Now that we understand the "why" of the giraffe's long neck,
scientists from the
New York Institute of Technology have focused on the "how." In a recent
paper in the
journal,
Royal Society Open Science, the
research team looked at the
fossil record of
cervical vertebrae of the giraffe family and related species, and they found that the evolution of the
bone structure leading to the elongation likely occurred in several stages.[3-4] The animal's neck vertebrae first stretched toward the
head, and there was a second stretching a few million years later toward the
tail.[3-4]
Explains New York Institute of Technology giraffe
anatomy expert and
paleontologist,
Nikos Solounias,
"It's interesting to note that that the lengthening was not consistent... First, only the front portion of the C3 vertebra lengthened in one group of species. The second stage was the elongation of the back portion of the C3 neck vertebra. The modern giraffe is the only species that underwent both stages, which is why it has a remarkably long neck."[4]
|
Left image, the fossil third cervical vertebrae (C3) of a Samotherium, an extinct giraffe species extant about 7 million years ago. Right image, the third cervical vertebrae of the modern giraffe. The Samotherium exhibits the first stage of elongation, while the modern giraffe shows both the first and second stages responsible for its elongated neck.(Left image and right image by Nikos Solounias of the New York Institute of Technology.) |
Solounias and coauthor, Melinda Danowitz, studied 71 fossils of nine
extinct and two living species in the giraffe family. This was a major undertaking, since these fossils, collected from the late
19th century and early 20th century, were housed at
museums in such places as
Austria,
England,
Germany,
Greece,
Kenya, and
Sweden.[4] They made many measurements of the vertebrae and organized the data in a
computer model that tracked the evolutionary elongation.[4]
It was found that there was a stretching of the
cranial end of the vertebrae about seven million years ago in the extinct species, Samotherium, which is closely related to the modern giraffe. There was a second elongation only a million years ago at the
caudal portion (back-facing) of the vertebrae. As a consequence of these two elongations, the C3 vertebra of the modern giraffe is nine times longer than its width, so it's more than a
foot long.[4]
As shown in the figure above, there was both neck lengthening and shortening in the evolution from a Prodremotherium
common ancestor, about 25 million years ago. The only extant member of the short neck side of the giraffe family is the
okapi.[4] Now that they've researched the giraffe neck, the team intends to study the evolution of the giraffe's long
leg bones.[4]
References:
- Aristotle, "The History of Animals," D'Arcy Wentworth Thompson, Trans., Book II, Part 3, via MIT Classics.
- Charles Darwin, "On the Origin of Species By Means of Natural Selection," Project Gutenberg, John Murray (London, 1872), Sixth Edition.

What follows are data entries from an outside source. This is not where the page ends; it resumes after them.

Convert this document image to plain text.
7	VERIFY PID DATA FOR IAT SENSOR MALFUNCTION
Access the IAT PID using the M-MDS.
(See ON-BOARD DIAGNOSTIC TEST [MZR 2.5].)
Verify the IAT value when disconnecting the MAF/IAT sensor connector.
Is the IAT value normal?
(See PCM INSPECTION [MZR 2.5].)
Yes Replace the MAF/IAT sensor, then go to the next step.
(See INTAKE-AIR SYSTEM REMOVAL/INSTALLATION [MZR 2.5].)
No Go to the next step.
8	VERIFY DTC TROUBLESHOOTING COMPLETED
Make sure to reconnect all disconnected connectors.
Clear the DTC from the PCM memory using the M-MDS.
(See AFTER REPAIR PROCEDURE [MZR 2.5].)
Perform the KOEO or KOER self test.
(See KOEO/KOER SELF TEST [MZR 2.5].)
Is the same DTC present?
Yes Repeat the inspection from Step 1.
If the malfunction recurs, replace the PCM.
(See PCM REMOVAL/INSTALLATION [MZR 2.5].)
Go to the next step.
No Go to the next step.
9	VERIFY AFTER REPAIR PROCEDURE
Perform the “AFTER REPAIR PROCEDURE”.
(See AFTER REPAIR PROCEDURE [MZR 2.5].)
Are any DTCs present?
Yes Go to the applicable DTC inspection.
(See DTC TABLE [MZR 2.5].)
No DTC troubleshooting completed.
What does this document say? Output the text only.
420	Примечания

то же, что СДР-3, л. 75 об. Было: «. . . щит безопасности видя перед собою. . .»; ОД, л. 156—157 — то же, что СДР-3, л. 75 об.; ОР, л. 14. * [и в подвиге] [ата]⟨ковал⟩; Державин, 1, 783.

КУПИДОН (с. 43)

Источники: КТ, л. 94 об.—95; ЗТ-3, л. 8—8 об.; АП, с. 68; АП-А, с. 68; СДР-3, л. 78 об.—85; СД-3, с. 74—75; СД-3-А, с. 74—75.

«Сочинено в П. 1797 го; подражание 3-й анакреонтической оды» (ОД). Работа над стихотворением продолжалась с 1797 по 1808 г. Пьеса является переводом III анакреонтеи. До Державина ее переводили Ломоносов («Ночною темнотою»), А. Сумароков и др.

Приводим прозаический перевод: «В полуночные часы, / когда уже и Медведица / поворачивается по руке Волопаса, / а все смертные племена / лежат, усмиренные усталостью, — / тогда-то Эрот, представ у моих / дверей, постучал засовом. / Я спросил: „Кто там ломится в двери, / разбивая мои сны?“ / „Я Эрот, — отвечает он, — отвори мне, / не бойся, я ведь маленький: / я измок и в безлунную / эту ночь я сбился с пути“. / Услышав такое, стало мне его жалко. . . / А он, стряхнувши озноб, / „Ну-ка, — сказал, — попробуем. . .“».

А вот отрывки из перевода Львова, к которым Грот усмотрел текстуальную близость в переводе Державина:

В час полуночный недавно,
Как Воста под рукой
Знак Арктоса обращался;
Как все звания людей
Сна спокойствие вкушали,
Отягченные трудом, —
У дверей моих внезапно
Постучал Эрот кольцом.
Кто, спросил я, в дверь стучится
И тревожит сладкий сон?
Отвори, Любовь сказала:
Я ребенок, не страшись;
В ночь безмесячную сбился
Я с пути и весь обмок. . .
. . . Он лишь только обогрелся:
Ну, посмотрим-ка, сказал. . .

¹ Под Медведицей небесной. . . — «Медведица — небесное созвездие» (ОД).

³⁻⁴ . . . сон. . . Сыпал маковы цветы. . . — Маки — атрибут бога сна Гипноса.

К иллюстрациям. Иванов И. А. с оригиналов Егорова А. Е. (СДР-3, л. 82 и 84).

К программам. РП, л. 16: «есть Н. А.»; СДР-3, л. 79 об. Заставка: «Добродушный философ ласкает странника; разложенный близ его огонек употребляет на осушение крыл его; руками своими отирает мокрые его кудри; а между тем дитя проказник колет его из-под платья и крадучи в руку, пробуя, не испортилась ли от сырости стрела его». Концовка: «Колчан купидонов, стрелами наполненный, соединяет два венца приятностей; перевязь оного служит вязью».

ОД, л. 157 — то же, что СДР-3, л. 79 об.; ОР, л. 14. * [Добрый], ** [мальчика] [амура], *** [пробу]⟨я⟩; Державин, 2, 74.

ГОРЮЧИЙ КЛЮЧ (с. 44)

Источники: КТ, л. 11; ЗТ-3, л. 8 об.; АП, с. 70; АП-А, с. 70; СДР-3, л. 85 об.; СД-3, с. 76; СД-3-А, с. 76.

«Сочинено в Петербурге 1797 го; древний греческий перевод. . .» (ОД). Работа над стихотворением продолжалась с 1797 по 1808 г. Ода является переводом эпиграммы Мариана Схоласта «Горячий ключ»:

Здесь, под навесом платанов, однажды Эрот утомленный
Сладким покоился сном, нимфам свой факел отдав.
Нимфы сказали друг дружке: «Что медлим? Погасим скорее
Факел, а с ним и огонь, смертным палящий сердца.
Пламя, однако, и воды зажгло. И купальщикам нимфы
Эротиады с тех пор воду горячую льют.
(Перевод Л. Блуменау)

- Melinda Danowitz, Aleksandr Vasilyev, Victoria Kortlandt, Nikos Solounias, "Fossil evidence and stages of elongation of the Giraffa camelopardalis neck," Royal Society Open Science (October 7, 2015), DOI: 10.1098/rsos.150393. This is an open access article with a PDF file available here.
- Researchers discover clues on how giraffe neck evolved, New York Institute of Technology Press Release, October 6, 2015.
- Melinda Danowitz and Nikos Solounias, "The Cervical Osteology of Okapia johnstoni and Giraffa camelopardalis," PLoS ONE, vol. 10, no. 8 (August 24, 2015), Document No. e0136552, DOI: 10.1371/journal.pone.0136552.